Oui, nous sommes ici (flêche rouge), dans la salle-bonbonnière du Studio.
En 2006, elle n'avait pas changé. Ceci est la façade côté mer.
Tout à fait à gauche, c'est l'arrière de l'hôtel, avec le cinéma Colisée et le terminal d'Air France.


   Jusque là, tout va bien. Et puis arrivent l'Apprenti Sorcier et la terrible figure du magicien. Voilà mon premier et seul souvenir d'une frayeur cinématographique. Plus rien jamais ne pourra me faire peur, même pas la sorcière de Blanche-Neige ou la reine de la Belle au Bois Dormant (oui, Disney fut un grand maître du film de terreur), et tous les films d'épouvante par la suite me laisseront de glace.
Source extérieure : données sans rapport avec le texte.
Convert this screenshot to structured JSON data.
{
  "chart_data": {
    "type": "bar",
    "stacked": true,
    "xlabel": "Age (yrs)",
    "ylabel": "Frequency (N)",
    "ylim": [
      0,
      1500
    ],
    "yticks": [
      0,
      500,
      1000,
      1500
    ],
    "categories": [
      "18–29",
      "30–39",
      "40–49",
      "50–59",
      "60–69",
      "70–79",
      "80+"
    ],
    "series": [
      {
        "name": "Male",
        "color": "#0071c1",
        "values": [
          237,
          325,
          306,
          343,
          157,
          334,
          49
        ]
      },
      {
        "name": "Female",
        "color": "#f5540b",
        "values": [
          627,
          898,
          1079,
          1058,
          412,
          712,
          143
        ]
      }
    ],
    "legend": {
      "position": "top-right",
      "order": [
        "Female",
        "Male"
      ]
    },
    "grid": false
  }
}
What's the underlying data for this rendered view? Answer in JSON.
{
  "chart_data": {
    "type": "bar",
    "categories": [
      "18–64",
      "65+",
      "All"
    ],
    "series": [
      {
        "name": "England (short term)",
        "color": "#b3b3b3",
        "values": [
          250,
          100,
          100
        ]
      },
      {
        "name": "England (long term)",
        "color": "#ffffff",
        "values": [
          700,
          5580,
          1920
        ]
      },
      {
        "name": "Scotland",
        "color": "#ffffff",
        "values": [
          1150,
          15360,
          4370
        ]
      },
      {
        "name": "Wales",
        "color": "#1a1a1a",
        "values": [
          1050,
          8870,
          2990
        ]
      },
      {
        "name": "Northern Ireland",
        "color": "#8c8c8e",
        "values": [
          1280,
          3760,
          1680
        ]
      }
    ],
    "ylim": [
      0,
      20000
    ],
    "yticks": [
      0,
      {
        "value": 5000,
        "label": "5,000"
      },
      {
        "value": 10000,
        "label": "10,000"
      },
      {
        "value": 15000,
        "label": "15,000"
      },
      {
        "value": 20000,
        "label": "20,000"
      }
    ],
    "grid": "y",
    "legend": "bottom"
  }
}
   Mais était-ce bien du magicien que j'ai si peur en cet instant ? Car il n'est pour rien, lui, dans les déboires de Mickey. Au contraire, c'est lui qui apaise les flots, c'est lui qui disperse ces imbéciles de balais-robots, qui remet tout en ordre. N'est-ce pas plutôt de ce terrible déferlement, de cette multitude anonyme de clones têtus, stupides et indifférents, de cette punition disproportionnée et injuste, de cette gentille inconscience de l'apprenti submergé par le désastre qu'il a provoqué ?

   J'ai fait une scène, j'avais peur, j'étais en pleurs, il faisait chaud, je t'en voulais de m'avoir fait venir voir ça, mais tu allais me consoler… Nous sommes sortis avant la fin. De l'obscurité de la salle, où se continuait, haletante, la musique de Dukas, nous sommes passés à la lumière... Celle de la rue Alfred Lelluch, ou de la rue Waïsse. Dehors, c'était Alger, c'était le jour (je me souviens que c'était une séance en matinée), le doux brouhaha de la foule au Carrefour des cinq Avenues, aux terrasses du Cintra et de la Rotonde, c'était l'air un peu collant de la mer toute proche, et j'étais dans tes bras.

   Mais ce petit apprenti, pour la suite des ans, ce fut moi... Audacieux et gaffeur, impétueux et timide, Alceste et Don Quichotte, réfléchi, trop réfléchi et pourtant dépassé par les conséquences de ce qu'il entreprendrait, ne finissant rien de ce qu'il commençait, tant il redoutait le goût de cendre de ce qui est achevé, et appréhendant par-dessus tout la désapprobation du magicien paternel, si bienveillant pourtant, et à qui, malgré cette bienveillance, ou à cause d'elle, le petit garçon que j'étais voulait tant plaire. Comme s'il avait à se faire pardonner quelque chose… Ou comme s'il le croyait. Ce jour-là, vois-tu, ce jour-là fut celui du plus grand amour et de la plus grande malédiction.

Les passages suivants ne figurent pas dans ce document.